Radio logs show that Turner traveled back toward Andalusia at high rates of speed on Alabama Highway 55, driving erratically and dangerously, at times forcing oncoming traffic to abandon the roadway to avoid colliding with Turner. Merrell noted the pursuit was traveling into Andalusia city limits, and it was “just at 5 o’clock. Traffic was heavy and getting heavier.” Sheriff Turman then undertook to force Turner and his vehicle from the road. “The two vehicles stayed hinged together for several hundred yards. Sheriff Turman’s truck simply wasn’t heavy enough to push Turner’s stolen truck and trailer from the road,” Merrell added. The pursuit ended when Turner’s truck left the roadway and crashed. Turner was later pronounced dead at the hospital.
Merrell said he watched video of the crash. “Even to an untrained eye, you could tell the vehicles were no longer traveling at a high rate of speed. Obviously, the Sheriff had done a good job of slowing down Turner’s vehicle.”

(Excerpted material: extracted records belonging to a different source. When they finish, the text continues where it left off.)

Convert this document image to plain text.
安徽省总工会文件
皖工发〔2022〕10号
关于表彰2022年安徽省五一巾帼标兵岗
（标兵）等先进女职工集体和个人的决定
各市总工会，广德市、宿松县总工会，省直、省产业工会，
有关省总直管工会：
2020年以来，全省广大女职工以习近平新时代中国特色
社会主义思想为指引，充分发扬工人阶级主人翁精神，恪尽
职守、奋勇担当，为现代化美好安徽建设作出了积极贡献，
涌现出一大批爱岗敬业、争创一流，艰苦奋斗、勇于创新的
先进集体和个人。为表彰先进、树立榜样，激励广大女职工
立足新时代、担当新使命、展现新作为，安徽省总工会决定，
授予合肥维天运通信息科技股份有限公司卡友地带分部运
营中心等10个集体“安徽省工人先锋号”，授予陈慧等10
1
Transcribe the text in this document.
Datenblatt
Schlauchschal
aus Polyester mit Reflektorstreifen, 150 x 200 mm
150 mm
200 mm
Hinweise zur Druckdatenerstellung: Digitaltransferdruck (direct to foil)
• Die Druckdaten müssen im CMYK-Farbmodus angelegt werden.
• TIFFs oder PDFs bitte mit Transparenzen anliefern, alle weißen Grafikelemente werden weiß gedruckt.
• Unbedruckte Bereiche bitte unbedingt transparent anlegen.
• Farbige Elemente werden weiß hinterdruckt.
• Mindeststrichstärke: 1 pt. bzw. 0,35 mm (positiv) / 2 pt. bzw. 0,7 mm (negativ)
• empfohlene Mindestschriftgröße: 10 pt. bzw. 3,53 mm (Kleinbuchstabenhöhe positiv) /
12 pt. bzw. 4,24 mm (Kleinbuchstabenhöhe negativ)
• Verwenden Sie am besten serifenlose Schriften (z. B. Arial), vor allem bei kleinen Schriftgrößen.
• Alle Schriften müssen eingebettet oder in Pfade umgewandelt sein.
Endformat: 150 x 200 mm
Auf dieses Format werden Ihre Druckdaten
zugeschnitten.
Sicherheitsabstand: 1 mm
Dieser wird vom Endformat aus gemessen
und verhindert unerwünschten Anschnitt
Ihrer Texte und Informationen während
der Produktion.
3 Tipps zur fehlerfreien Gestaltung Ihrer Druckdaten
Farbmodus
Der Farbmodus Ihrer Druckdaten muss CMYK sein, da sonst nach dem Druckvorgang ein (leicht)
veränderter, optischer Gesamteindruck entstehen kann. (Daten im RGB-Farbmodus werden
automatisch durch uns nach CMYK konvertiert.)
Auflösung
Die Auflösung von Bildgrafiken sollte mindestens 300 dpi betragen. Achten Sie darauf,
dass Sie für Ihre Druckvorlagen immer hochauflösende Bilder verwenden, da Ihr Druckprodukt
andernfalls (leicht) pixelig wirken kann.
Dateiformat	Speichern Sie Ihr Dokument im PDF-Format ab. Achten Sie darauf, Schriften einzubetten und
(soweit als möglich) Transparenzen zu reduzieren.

According to Merrell, “We called the State Bureau of Investigation to lead the investigation. Within a few minutes, local SBI agents were on scene. By the end of the day, I had had in-person meetings or phone conversations with SBI Director Chris Inabinett, SBI Captain Shawn Loughridge, SBI Lieutenant Heath Carpenter, and numerous other state police officers. Their response was top-notch. I appreciate how fast they came to the scene and how they left no stone unturned. In particular, lead agent David McGowan did an excellent job.”

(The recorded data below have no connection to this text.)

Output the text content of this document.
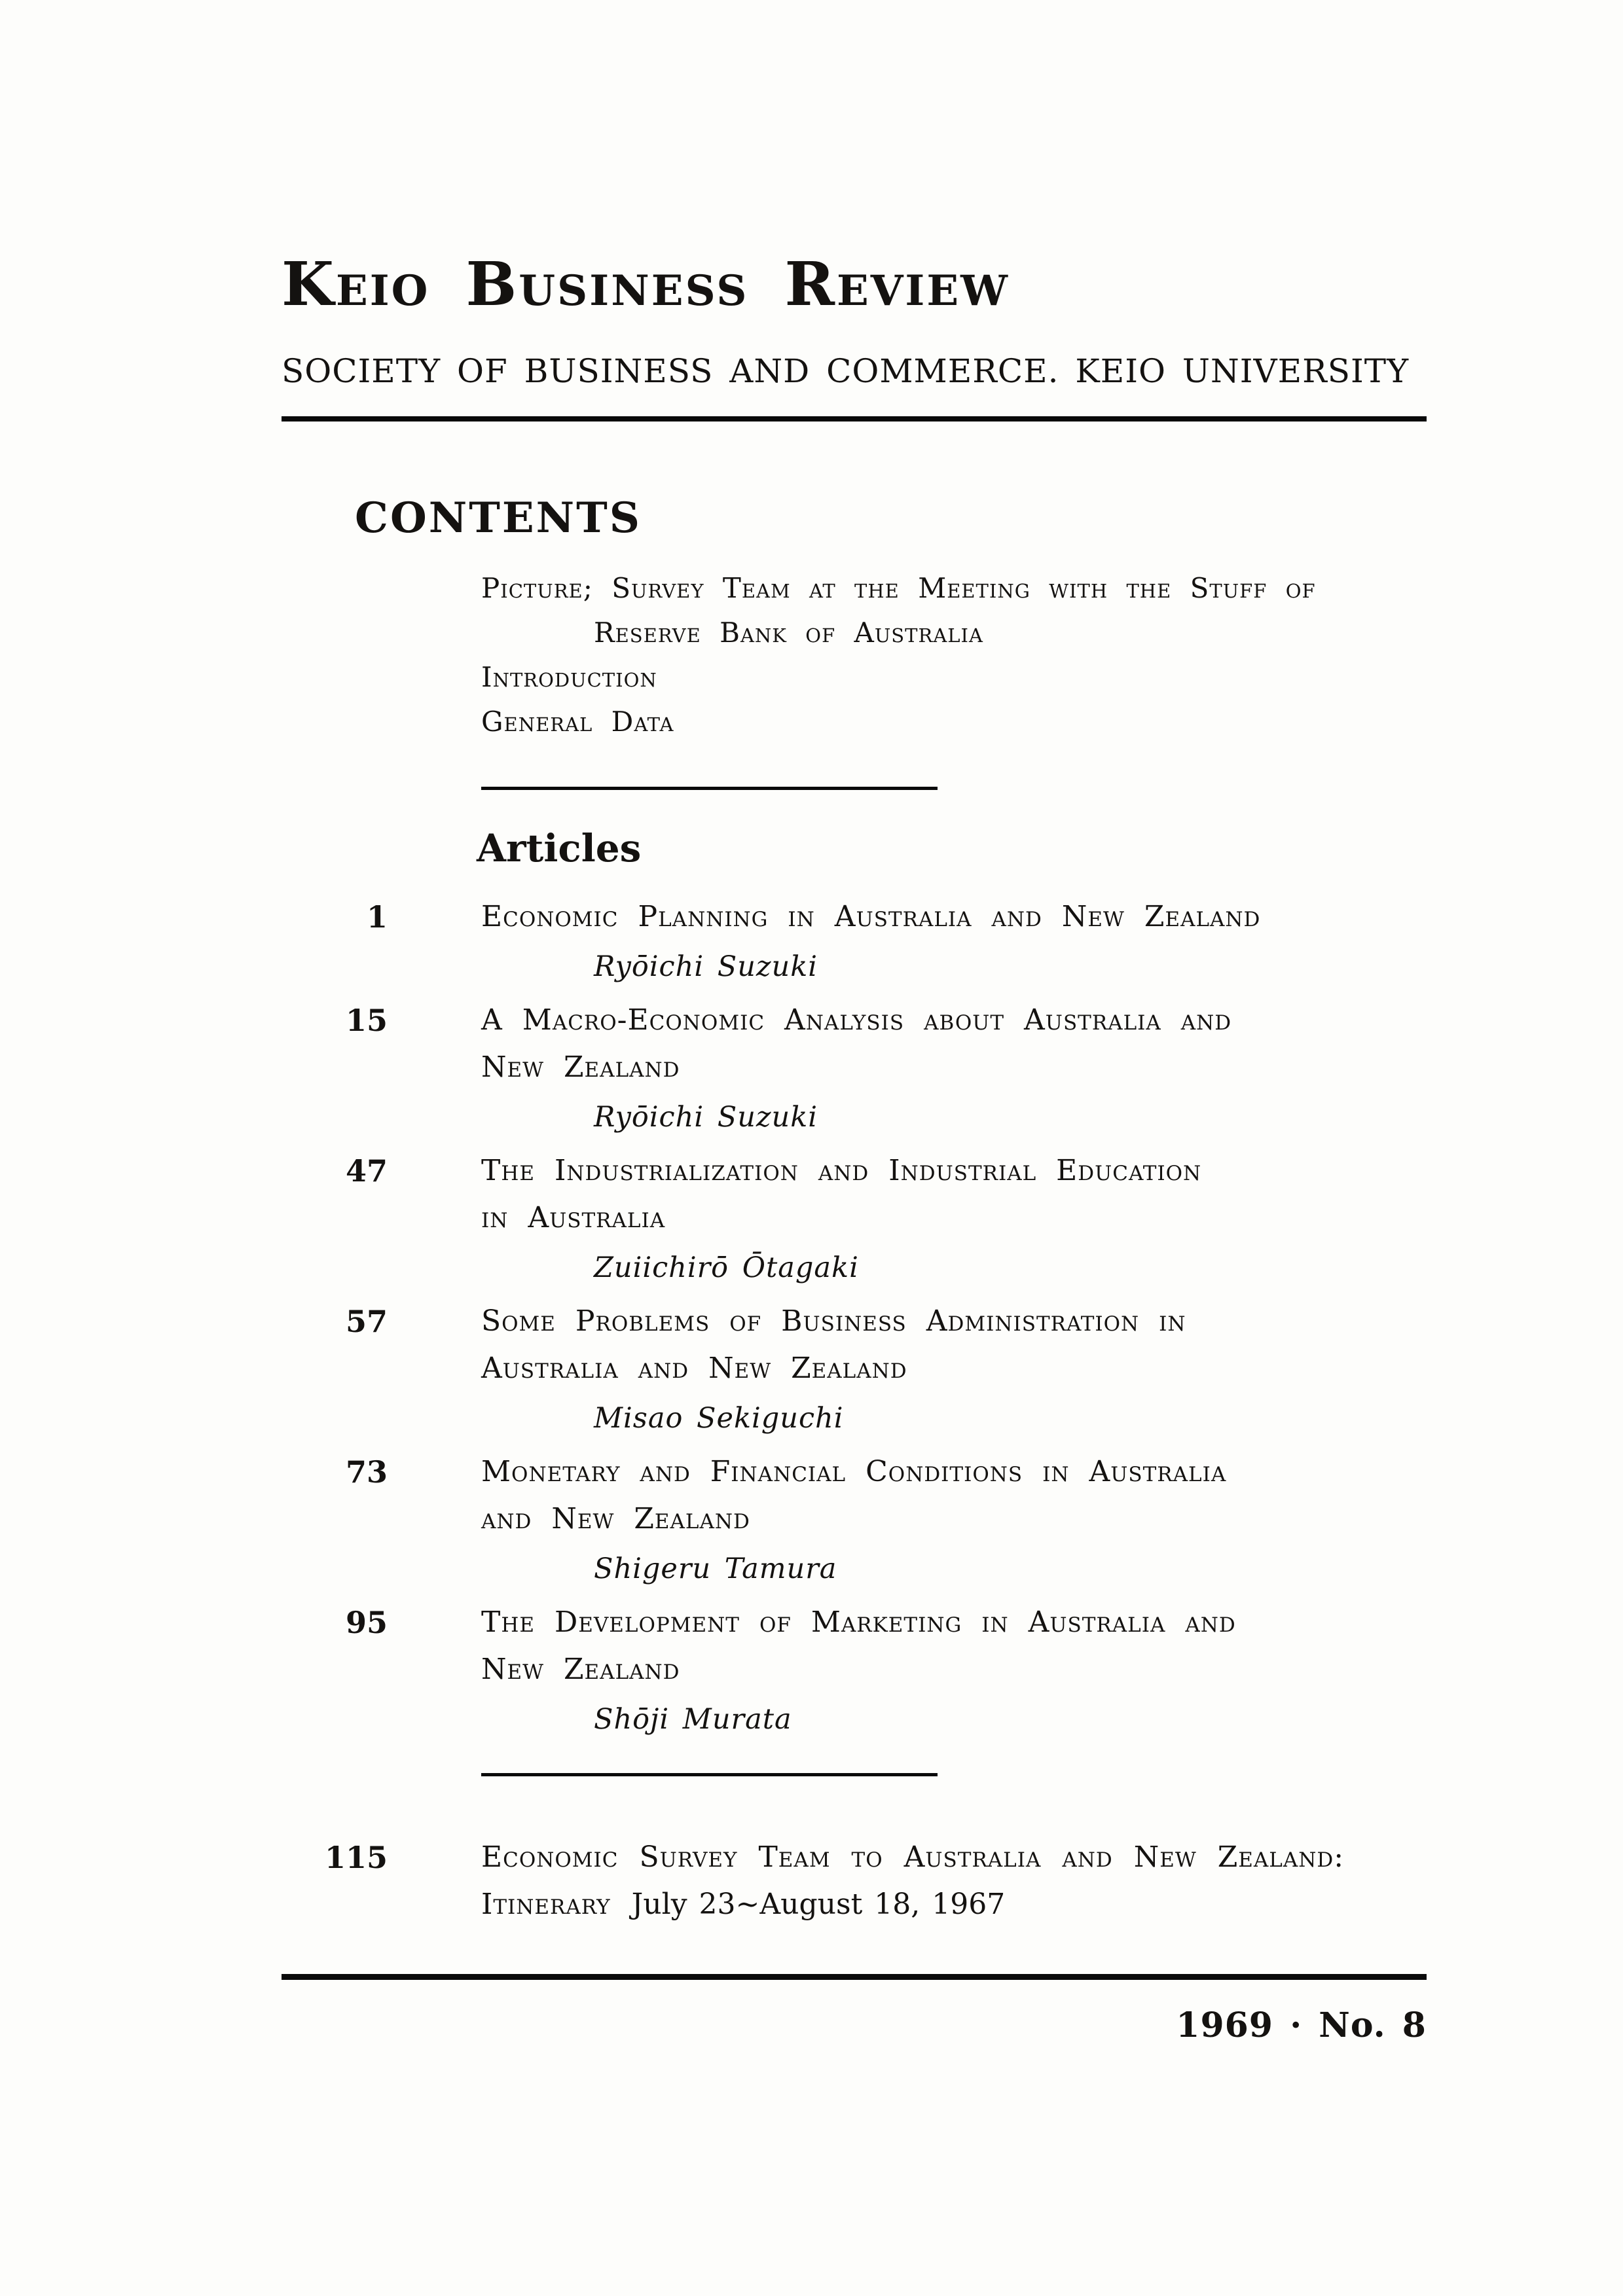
Keio Business Review
SOCIETY OF BUSINESS AND COMMERCE. KEIO UNIVERSITY
CONTENTS
Picture; Survey Team at the Meeting with the Stuff of
Reserve Bank of Australia
Introduction
General Data
Articles
1	Economic Planning in Australia and New Zealand
Ryōichi Suzuki
15	A Macro-Economic Analysis about Australia and
New Zealand
Ryōichi Suzuki
47	The Industrialization and Industrial Education
in Australia
Zuiichirō Ōtagaki
57	Some Problems of Business Administration in
Australia and New Zealand
Misao Sekiguchi
73	Monetary and Financial Conditions in Australia
and New Zealand
Shigeru Tamura
95	The Development of Marketing in Australia and
New Zealand
Shōji Murata
115	Economic Survey Team to Australia and New Zealand:
Itinerary July 23~August 18, 1967
1969 · No. 8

Turner’s body was sent to the Alabama Department of Forensic Sciences (ADFS) for autopsy. “Much to everyone’s surprise, the autopsy results revealed that Turner died from a single, self-inflicted gunshot wound to the head,” Merrell reported. ADFS ruled the cause of death a suicide. “There was a visible sign of trauma at one small place on the back of Turner’s head, but everyone suspected it was caused by impact, as the gooseneck trailer came unhooked and crashed through the back of the truck cab. None of us realized until the autopsy that he died from a gunshot wound.”
Because of the autopsy, SBI agents ensured that no law enforcement officer fired any weapon during the pursuit with Turner. Merrell added “There was plenty of body camera and dash camera footage, not to mention video taken by citizens. A review of all of that footage clearly demonstrated that no officer ever fired a weapon.” Merrell acknowledged that officers were initially perplexed by the fact that Turner’s truck suddenly left the roadway; however, “It became apparent that the sudden lurch was because he no longer had control. He was deceased.”
“It’s unfortunate that Turner put so many lives in danger. It’s tragic that he took his own life. Officers recovered the stolen pistol from the truck. They also recovered one spent shell casing.” As for Sheriff Turman, Merrell said his actions were meritorious. “Who knows what would have happened had Turner succeeded in getting to the intersection of Stanley Avenue and East Three Notch in that full size truck and gooseneck trailer? Thank the Lord that Turner didn’t make it to Andalusia High School. The Sheriff went above and beyond the call of duty to keep this police pursuit out of Andalusia and away from its citizens. It is admirable that Sheriff Turman undertook the dangerous job himself, rather than asking his deputies to do it. He stepped into harm’s way to keep his men safe. We should all be proud to have someone like him leading law enforcement in this county.”
Merrell added that he mourns the loss of any life. “Mr. Turner had family. I don’t understand why he did these things. They are in my prayers.”